Trajectory analysis through entropy characterization over coded representation
Roxana Peña-Mendieta, Ania Mesa-Rodríguez, Ernesto Estevez-Rams, Daniel Estevez-Moya, Danays Kunka
TL;DR
This work tackles entropic characterization of continuous trajectories by discretizing them with Freeman coding to obtain a finite-symbol representation. It defines KS-entropy density $h$, effective measure complexity $E$, and fractal dimension $D$ as descriptors computed from the coded strings via Lempel-Ziv factorization, enabling a unified, information-theoretic view of trajectory structure. The authors validate the approach across three domains—Parkinsonian gait, fall risk from posture data, and regular/irregular motion in the Hénon-Heiles model—demonstrating robust discrimination and insight into pattern formation.

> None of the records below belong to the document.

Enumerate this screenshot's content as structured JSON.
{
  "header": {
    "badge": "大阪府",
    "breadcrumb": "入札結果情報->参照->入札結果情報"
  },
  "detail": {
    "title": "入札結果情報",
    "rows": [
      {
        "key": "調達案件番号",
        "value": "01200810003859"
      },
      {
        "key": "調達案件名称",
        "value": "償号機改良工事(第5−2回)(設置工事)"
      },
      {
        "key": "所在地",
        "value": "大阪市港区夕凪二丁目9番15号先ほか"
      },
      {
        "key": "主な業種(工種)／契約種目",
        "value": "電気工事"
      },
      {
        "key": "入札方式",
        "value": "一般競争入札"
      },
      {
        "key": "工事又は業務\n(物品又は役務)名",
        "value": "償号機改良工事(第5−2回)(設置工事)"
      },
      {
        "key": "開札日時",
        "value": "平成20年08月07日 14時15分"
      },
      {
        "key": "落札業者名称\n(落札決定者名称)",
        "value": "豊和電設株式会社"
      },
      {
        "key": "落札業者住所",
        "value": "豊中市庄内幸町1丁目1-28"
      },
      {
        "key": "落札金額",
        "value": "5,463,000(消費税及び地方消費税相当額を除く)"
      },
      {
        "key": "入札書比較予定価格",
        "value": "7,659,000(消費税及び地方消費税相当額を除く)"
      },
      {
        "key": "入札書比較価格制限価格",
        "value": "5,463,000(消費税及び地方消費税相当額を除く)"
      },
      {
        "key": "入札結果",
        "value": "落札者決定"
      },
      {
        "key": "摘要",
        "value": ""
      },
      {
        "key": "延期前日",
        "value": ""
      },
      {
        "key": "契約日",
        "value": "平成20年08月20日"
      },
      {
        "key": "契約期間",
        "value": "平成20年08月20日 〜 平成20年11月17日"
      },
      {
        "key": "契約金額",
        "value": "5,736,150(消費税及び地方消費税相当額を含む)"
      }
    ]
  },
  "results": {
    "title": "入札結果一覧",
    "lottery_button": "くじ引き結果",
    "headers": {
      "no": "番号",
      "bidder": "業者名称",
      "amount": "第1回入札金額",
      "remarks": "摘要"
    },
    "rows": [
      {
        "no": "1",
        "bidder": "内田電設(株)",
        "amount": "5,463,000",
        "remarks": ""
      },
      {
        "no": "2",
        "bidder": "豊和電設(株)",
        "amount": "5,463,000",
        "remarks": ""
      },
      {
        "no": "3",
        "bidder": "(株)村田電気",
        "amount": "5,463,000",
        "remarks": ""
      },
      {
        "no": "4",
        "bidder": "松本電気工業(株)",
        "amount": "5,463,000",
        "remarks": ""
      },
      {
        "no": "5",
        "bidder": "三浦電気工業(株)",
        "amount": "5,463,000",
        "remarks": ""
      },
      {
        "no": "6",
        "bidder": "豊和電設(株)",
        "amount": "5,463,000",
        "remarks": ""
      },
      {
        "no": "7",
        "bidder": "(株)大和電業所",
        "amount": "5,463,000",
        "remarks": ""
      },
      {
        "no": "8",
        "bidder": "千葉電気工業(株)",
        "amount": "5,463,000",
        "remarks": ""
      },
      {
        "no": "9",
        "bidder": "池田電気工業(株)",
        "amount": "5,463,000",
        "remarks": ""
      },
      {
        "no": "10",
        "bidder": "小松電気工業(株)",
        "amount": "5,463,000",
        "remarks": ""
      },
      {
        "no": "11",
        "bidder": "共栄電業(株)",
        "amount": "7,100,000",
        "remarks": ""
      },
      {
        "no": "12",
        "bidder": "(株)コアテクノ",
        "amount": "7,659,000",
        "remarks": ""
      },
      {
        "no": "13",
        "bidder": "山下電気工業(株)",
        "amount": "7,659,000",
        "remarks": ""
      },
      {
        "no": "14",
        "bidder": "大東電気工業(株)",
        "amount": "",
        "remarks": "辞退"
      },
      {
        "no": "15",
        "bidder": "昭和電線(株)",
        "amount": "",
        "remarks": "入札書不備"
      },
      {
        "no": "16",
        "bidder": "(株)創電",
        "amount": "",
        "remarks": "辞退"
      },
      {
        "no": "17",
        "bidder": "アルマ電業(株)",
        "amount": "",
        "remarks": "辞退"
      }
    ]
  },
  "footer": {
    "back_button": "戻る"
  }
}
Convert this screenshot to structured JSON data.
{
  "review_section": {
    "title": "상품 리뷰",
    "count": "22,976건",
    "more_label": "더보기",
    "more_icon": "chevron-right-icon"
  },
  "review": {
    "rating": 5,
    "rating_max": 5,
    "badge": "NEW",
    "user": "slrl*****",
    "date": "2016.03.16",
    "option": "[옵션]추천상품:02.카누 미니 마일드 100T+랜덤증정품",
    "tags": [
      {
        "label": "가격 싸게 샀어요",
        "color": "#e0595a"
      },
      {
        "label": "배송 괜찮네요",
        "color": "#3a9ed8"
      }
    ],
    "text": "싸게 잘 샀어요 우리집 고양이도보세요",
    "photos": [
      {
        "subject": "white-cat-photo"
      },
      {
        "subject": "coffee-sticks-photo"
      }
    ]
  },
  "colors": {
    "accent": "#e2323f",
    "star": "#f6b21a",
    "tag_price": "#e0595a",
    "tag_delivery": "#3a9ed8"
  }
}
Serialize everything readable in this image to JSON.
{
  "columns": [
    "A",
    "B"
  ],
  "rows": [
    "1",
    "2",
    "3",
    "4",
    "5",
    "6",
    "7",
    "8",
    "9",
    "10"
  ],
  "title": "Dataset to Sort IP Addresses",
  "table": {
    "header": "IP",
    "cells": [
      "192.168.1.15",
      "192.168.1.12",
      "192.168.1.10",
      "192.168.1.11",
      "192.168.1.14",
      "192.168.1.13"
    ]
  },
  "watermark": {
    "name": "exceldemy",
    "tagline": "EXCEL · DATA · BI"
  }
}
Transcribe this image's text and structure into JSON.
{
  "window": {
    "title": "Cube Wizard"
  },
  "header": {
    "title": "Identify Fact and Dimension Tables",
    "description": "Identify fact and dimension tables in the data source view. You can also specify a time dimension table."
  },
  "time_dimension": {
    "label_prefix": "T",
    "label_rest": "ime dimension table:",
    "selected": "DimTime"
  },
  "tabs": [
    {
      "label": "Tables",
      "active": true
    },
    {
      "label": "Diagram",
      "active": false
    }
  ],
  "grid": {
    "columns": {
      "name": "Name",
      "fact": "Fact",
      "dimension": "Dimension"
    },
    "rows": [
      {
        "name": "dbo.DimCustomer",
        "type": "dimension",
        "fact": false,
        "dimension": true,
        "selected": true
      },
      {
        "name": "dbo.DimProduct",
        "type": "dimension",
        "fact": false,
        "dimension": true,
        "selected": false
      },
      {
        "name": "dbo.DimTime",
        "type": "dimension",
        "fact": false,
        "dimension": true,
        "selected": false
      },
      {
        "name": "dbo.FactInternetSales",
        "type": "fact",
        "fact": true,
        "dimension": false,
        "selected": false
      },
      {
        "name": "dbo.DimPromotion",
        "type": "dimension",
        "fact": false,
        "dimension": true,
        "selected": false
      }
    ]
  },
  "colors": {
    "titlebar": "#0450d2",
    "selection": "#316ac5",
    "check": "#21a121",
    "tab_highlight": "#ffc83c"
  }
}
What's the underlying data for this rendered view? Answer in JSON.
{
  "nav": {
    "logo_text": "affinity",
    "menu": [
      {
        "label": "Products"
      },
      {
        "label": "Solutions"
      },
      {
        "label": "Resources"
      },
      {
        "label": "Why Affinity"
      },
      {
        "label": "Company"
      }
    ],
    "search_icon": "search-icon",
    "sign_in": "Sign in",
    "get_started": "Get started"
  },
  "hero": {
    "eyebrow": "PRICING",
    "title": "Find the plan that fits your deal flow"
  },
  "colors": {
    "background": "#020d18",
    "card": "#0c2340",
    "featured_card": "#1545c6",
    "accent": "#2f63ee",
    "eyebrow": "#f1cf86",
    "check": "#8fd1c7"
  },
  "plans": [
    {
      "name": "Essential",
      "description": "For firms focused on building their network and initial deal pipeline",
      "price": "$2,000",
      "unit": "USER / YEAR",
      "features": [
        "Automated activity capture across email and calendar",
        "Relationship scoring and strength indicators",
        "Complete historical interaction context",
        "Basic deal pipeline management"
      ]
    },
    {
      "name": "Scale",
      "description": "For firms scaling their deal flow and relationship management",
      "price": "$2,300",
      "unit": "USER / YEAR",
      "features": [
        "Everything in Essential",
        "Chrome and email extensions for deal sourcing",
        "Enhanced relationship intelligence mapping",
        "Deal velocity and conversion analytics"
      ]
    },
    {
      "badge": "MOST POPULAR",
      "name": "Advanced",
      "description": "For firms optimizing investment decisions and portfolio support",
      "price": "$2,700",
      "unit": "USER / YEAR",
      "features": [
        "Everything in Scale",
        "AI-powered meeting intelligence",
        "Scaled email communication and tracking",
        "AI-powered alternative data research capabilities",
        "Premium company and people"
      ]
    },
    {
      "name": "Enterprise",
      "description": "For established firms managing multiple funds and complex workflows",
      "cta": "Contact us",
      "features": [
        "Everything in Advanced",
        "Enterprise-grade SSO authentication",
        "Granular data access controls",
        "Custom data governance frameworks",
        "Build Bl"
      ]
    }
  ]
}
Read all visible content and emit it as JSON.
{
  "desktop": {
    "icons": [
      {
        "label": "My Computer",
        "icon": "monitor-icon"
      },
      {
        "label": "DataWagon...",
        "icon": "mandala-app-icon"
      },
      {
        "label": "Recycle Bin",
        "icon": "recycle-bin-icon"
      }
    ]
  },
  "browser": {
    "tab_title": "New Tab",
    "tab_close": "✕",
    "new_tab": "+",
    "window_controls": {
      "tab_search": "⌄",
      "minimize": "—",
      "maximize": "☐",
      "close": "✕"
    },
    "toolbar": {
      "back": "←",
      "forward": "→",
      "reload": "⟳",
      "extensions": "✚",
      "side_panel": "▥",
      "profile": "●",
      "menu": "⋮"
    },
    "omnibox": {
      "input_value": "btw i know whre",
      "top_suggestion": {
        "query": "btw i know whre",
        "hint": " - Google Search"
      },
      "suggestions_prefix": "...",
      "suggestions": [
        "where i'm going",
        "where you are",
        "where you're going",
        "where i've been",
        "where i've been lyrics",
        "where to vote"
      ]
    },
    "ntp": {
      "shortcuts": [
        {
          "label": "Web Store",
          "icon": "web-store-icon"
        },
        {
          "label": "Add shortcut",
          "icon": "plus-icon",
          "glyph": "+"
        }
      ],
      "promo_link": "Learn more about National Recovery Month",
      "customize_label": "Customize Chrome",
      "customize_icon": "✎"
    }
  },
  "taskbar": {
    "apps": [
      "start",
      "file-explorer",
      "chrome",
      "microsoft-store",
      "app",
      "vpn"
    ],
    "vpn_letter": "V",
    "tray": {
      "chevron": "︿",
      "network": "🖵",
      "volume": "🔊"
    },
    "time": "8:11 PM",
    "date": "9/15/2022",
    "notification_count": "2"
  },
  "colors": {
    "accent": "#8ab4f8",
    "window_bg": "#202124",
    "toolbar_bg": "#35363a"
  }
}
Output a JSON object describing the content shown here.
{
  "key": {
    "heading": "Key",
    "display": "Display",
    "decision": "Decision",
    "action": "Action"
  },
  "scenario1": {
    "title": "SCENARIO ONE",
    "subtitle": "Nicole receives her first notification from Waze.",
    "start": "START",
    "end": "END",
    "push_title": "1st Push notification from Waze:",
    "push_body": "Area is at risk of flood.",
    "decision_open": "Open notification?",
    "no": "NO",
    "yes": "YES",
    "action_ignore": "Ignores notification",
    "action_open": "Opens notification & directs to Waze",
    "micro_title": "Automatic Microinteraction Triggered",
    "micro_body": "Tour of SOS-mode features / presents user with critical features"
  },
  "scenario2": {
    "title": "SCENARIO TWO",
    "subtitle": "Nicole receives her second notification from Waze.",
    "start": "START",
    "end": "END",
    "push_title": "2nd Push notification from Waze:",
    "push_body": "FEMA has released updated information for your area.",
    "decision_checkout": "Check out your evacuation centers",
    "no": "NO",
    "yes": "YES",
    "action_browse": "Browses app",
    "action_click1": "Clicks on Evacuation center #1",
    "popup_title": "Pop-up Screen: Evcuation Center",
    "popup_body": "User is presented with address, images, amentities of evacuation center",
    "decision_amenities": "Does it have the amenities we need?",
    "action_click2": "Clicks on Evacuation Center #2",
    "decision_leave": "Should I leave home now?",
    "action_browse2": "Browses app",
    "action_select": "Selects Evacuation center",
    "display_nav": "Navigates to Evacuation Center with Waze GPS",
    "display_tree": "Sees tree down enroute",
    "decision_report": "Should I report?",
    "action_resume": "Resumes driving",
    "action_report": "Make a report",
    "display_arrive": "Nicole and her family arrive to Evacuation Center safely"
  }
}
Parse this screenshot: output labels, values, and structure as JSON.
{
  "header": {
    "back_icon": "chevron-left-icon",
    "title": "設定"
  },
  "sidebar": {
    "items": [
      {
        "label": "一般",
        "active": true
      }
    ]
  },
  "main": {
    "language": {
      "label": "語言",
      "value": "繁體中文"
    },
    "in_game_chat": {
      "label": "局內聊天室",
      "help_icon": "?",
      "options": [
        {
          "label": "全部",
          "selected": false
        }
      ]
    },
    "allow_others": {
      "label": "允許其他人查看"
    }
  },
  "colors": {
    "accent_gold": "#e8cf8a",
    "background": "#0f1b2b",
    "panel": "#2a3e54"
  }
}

With 2D/3D applications using alphabets of size 8 and 26, the approach provides a compact set of interpretable features that can support classification and analysis across domains.
Abstract
Any continuous curve in a higher dimensional space can be considered a trajectory that can be parameterized by a single variable, usually taken as time. It is well known that a continuous curve can have a fractional dimensionality, which can be estimated using already standard algorithms. However, characterizing a trajectory from an entropic perspective is far less developed. The search for such characterization leads us to use chain coding to discretize the description of a curve. Calculating the entropy density and entropy-related magnitudes from the resulting finite alphabet code becomes straightforward. In such a way, the entropy of a trajectory can be defined and used as an effective tool to assert creativity and pattern formation from a Shannon perspective. Applying the procedure to actual experimental physiological data and modelled trajectories of astronomical dynamics proved the robustness of the entropic characterization in a wealth of trajectories of different origins and the insight that can be gained from its use.